Un article amusant et très tiré par les cheveux parvient à rattacher l'un de mes vieux textes sur le cannabis à la campagne de Libertas...et à Philippe de Villiers. Très fort. Avant de demander la fin de la prohibition, mon texte commence ainsi : "Soyons clairs. La drogue est un produit nocif, détestable dont je ne souhaite absolument pas encourager la consommation." Le genre de "point de détail" dont le Front National ne s'encombre pas. Pas plus quand ils se plantent en avançant "Très présent lors de l’affaire du CPE en 2006 en soutenant le projet de Dominique de Villepin, monté en dépit du bon sens, Edouard Fillias [...]". Une simple recherche permet de constater que l'auteur, malcomprenant, est au mieux l'une des innombrables victimes de notre Education Nationale en échec, au pire un crétin congénital. Je penche pour la seconde option.

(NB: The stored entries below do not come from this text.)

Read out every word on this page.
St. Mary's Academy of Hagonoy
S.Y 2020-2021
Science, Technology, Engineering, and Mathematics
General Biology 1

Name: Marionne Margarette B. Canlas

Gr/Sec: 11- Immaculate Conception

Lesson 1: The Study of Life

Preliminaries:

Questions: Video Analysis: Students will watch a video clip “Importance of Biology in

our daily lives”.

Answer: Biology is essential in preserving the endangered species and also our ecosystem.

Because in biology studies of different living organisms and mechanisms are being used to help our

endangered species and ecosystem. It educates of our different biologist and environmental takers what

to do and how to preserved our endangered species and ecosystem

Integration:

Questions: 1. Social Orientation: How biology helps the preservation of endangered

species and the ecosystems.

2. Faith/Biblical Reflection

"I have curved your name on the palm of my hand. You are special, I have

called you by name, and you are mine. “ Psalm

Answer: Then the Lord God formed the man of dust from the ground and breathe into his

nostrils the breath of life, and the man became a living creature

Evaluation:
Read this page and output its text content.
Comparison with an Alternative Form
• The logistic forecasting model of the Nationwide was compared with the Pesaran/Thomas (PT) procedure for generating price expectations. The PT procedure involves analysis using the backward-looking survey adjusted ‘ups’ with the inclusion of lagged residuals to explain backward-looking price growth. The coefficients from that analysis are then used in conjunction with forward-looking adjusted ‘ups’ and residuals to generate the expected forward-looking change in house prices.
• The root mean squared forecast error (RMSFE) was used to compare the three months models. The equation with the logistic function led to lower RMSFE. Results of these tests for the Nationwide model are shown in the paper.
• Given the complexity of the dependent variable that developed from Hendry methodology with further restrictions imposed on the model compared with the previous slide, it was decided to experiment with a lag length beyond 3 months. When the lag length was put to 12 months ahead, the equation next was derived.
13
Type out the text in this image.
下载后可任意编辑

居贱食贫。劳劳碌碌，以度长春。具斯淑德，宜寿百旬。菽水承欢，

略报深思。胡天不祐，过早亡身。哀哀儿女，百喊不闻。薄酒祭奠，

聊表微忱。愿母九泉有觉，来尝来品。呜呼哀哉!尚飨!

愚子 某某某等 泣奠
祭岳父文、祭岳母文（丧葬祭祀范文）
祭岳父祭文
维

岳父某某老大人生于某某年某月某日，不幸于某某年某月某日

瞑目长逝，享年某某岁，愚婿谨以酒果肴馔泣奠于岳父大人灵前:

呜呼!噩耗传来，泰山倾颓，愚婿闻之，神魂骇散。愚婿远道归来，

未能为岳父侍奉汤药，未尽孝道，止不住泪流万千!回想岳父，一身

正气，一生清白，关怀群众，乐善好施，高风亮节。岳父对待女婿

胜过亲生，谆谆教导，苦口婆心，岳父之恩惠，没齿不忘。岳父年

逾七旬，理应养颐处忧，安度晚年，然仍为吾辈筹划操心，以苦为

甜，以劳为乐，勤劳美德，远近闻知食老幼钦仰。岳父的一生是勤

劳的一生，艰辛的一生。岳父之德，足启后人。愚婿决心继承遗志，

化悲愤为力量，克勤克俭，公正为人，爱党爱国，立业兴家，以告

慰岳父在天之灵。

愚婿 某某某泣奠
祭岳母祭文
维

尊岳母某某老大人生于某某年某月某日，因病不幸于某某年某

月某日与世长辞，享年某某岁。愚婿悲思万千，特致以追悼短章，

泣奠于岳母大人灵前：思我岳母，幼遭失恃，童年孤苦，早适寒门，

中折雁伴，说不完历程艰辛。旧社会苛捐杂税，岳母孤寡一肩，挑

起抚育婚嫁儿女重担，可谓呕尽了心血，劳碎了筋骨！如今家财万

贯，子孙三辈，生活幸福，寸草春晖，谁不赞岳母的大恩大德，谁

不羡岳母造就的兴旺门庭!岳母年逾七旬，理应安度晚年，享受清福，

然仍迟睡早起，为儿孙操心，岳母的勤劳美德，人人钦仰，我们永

Liberté Chérie a aussi eu, accessoirement, le plaisir d'une démonstration de clowns idenitaires à Aix lors d'une rencontre autour de Vincent Bénard, président de l'institut Hayek et en charge des questions du logement et de l'urbanisme au Parti Libéral Démocrate :
Pour en arriver là, le Front National va vraiment mal. Tant mieux.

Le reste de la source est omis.